Canadian military historian

John Terry Copp (born 1938) is a Canadian military historian and Professor Emeritus at Wilfrid Laurier University and is the co-founder and former Director of the Laurier Centre for the Study of Canada. As of 2024, Copp is a member of the Order of Canada.

Copp was born and raised in Montreal, Quebec. He was educated at Sir George Williams University (BA) and McGill University (MA), Copp first published The Anatomy of Poverty: The Condition of the Working Class in Montreal, 1897–1929 in 1974. He later moved to Wilfrid Laurier University where he co-founded the Laurier Centre for Military Strategic and Disarmament Studies in 1991, which was later renamed the Laurier Centre for the Study of Canada. He founded the journal Canadian Military History.

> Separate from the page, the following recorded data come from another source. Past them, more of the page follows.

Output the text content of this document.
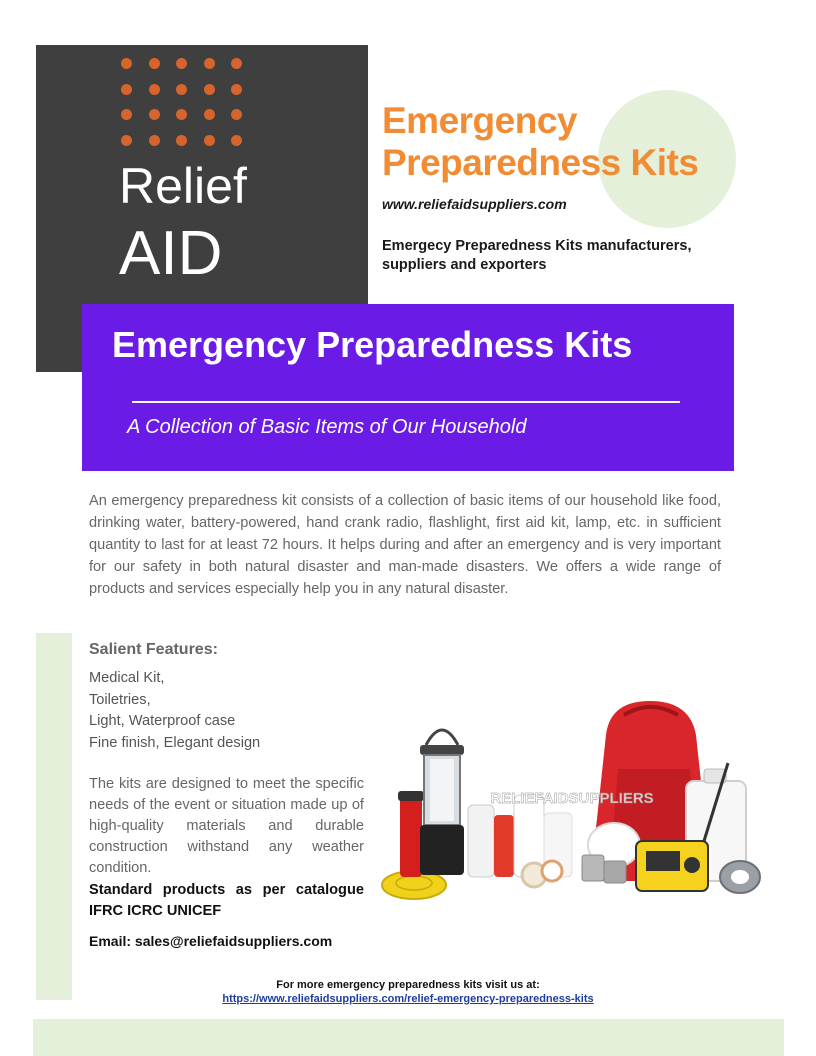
Relief
AID
Emergency Preparedness Kits
www.reliefaidsuppliers.com
Emergecy Preparedness Kits manufacturers, suppliers and exporters
Emergency Preparedness Kits
A Collection of Basic Items of Our Household
An emergency preparedness kit consists of a collection of basic items of our household like food, drinking water, battery-powered, hand crank radio, flashlight, first aid kit, lamp, etc. in sufficient quantity to last for at least 72 hours. It helps during and after an emergency and is very important for our safety in both natural disaster and man-made disasters. We offers a wide range of products and services especially help you in any natural disaster.
Salient Features:
Medical Kit,
Toiletries,
Light, Waterproof case
Fine finish, Elegant design
The kits are designed to meet the specific needs of the event or situation made up of high-quality materials and durable construction withstand any weather condition.
Standard products as per catalogue IFRC ICRC UNICEF
Email: sales@reliefaidsuppliers.com
RELIEFAIDSUPPLIERS
For more emergency preparedness kits visit us at:
https://www.reliefaidsuppliers.com/relief-emergency-preparedness-kits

Copp was instrumental in popularizing battlefield study tours and experiential historical education. He was also the military analyst for the acclaimed television series No Price Too High and a frequent contributor to Legion Magazine. Copp has published numerous battlefield travel guides on Canada's military history in the War of 1812, the First World War and the Second World War.

In addition to many other academic accomplishments, Copp is the author of nearly two dozen articles and book chapters, editor or co-author of 25 books, and author of more than half a dozen titles. His books include Cinderella Army: The Canadians in Northwest Europe, Fields of Fire: The Canadians in Normandy, No Price Too High, The Brigade: The Fifth Canadian Infantry Brigade and The Canadian Battlefields in Italy: Sicily and Southern Italy. His most recent work is Montreal at War 1914-1918. He is a two time recipient (1990 and 1992) of the C.P. Stacey Prize.

In 2024, he was appointed to the Order of Canada. He lives in Elora, Ontario.